The Fort Hood incident fits into a disturbing pattern
Back in 2005 a scholar named Daniel Pipes coined the phrase “sudden jihad syndrome” to describe sudden murderous rampages and actions by otherwise normal people driven by Islamist impulses.
This is what seems to have been at work in the Fort Hood shooting incident.
Americans have now suffered a number of these incidents. Some relate to the military:
- March 23, 2003: In the early morning hours at Camp Pennsylvania, Kuwait, before the invasion of Iraq, Hasan Karim Akbar (born Mark Fidel Kools in Los Angeles, Calif.) a US Army sapper with the 101st Airborne Division, threw hand grenades into a tent and fired his rifle into the ensuing chaos, killing two officers. His death sentence is currently under appeal.
- June 1, 2009: In Little Rock, Ark., Abdulhakim Muhammad, formerly Carlos Bledsoe, a convert to Islam, shot and killed two soldiers outside a Little Rock recruiting station to protest US actions in Iraq and Afghanistan. He was caught and arraigned the following day.
Another instance of a sudden, religiously-motivated rampage unrelated to the military occurred on March 3, 2006 at the University of North Carolina in Chapel Hill when Mohammed Reza Taheri-azar, an Iranian immigrant and just-graduated student, drove a sport utility vehicle into a crowded student plaza, injuring nine students. Taheri-azar told a 911 dispatcher that he wanted to “punish the government of the United States for their actions around the world.”
On July 4, 2002, Hesham Mohamed Ali Hadayet, an Egyptian immigrant, attacked the El Al ticket counter at Los Angeles Airport, killing two victims before he himself was killed.
Actually, though, Americans haven’t suffered nearly as much from sudden jihad syndrome as people around the rest of the world, especially where Muslim and non-Muslim communities are in close proximity and the friction is common, notably in Israel and India.
In Israel, there has been a steady stream of these sudden rampages. In two instances in Jerusalem, Muslim construction workers used bulldozers to suddenly attack passersby. In India there have been numerous instances of both Hindus and Muslims suddenly rampaging through communities as a result of some incident.

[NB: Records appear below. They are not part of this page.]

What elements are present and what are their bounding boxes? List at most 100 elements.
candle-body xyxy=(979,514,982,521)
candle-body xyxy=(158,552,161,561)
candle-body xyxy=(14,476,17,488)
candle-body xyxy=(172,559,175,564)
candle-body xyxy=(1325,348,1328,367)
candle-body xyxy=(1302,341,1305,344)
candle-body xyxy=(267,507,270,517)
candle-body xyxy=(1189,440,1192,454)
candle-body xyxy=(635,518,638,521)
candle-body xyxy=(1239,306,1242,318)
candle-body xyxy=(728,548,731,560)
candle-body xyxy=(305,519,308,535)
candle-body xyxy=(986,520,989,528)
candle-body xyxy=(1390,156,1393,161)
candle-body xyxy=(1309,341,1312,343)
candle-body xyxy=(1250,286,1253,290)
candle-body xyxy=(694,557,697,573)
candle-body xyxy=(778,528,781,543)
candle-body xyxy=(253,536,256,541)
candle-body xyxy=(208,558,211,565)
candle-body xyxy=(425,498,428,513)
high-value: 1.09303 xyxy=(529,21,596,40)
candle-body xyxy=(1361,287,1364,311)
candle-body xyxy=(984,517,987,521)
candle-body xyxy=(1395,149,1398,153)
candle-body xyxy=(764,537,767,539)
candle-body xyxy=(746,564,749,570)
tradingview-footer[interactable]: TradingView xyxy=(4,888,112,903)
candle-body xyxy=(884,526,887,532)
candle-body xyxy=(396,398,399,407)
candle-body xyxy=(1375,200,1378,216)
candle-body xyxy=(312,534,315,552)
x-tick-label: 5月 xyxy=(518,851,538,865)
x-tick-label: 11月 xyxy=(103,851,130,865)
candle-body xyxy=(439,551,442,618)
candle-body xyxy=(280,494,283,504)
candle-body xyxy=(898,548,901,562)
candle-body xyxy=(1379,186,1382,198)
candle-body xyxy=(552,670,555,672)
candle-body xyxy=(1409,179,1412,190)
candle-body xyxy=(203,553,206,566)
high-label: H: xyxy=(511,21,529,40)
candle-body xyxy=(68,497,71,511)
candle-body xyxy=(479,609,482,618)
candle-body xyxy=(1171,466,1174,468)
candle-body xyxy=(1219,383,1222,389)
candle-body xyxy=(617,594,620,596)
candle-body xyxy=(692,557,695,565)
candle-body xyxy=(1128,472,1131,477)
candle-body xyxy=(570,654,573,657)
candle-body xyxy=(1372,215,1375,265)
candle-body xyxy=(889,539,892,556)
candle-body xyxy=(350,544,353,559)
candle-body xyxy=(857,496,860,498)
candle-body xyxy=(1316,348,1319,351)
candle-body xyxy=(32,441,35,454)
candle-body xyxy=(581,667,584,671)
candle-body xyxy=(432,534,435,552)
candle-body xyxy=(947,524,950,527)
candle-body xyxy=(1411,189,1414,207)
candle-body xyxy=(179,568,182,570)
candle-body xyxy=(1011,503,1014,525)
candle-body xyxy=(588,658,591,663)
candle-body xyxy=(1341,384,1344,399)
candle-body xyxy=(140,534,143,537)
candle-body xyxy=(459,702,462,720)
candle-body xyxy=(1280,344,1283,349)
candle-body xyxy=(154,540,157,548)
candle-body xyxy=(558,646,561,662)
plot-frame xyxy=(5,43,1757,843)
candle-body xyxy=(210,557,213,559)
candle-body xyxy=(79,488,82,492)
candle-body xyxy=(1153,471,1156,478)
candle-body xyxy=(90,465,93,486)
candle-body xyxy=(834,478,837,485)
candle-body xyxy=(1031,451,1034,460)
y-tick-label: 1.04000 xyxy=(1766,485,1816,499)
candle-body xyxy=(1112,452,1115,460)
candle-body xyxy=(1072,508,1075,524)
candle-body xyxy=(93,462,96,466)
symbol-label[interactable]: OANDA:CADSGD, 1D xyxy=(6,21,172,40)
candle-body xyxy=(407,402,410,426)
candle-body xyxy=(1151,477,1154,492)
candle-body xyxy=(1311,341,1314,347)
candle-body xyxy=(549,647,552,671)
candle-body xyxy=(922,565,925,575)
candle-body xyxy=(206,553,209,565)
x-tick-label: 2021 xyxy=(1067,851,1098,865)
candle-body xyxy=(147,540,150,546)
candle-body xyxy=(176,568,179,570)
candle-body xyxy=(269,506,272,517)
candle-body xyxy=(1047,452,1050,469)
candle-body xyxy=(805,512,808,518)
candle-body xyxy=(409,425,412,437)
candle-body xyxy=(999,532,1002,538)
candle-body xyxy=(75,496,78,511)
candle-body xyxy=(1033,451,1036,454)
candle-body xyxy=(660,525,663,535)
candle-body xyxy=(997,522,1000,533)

There have also been such sudden attacks in Muslim countries and several in Egypt. In one incident, an Egyptian border guard turned his machine gun on Israeli tourists in the Sinai. One of the most infamous was the sudden crash of an Egypt Air Flight 990 on Oct. 31, 1999 when one of the co-pilots apparently seized the controls and plunged the plane into the sea, a chronology of events the Egyptian government denied then and now.
Pipes, a prolific author and commentator (his website is http://www.danielpipes.org/) , is a longstanding critic of aspects of Islam and some Muslim practices and he in turn has been under near-constant verbal assault by Muslim groups in the United States, notably the Council on American-Islamic Relations.
Perhaps some of Pipes’ comments may seem extreme. But he backs them with scholarly citations and indisputable facts. And when we have an incident like the one at Fort Hood, and one looks back over history, it’s hard not to conclude that there really is such a thing as “sudden jihad syndrome.”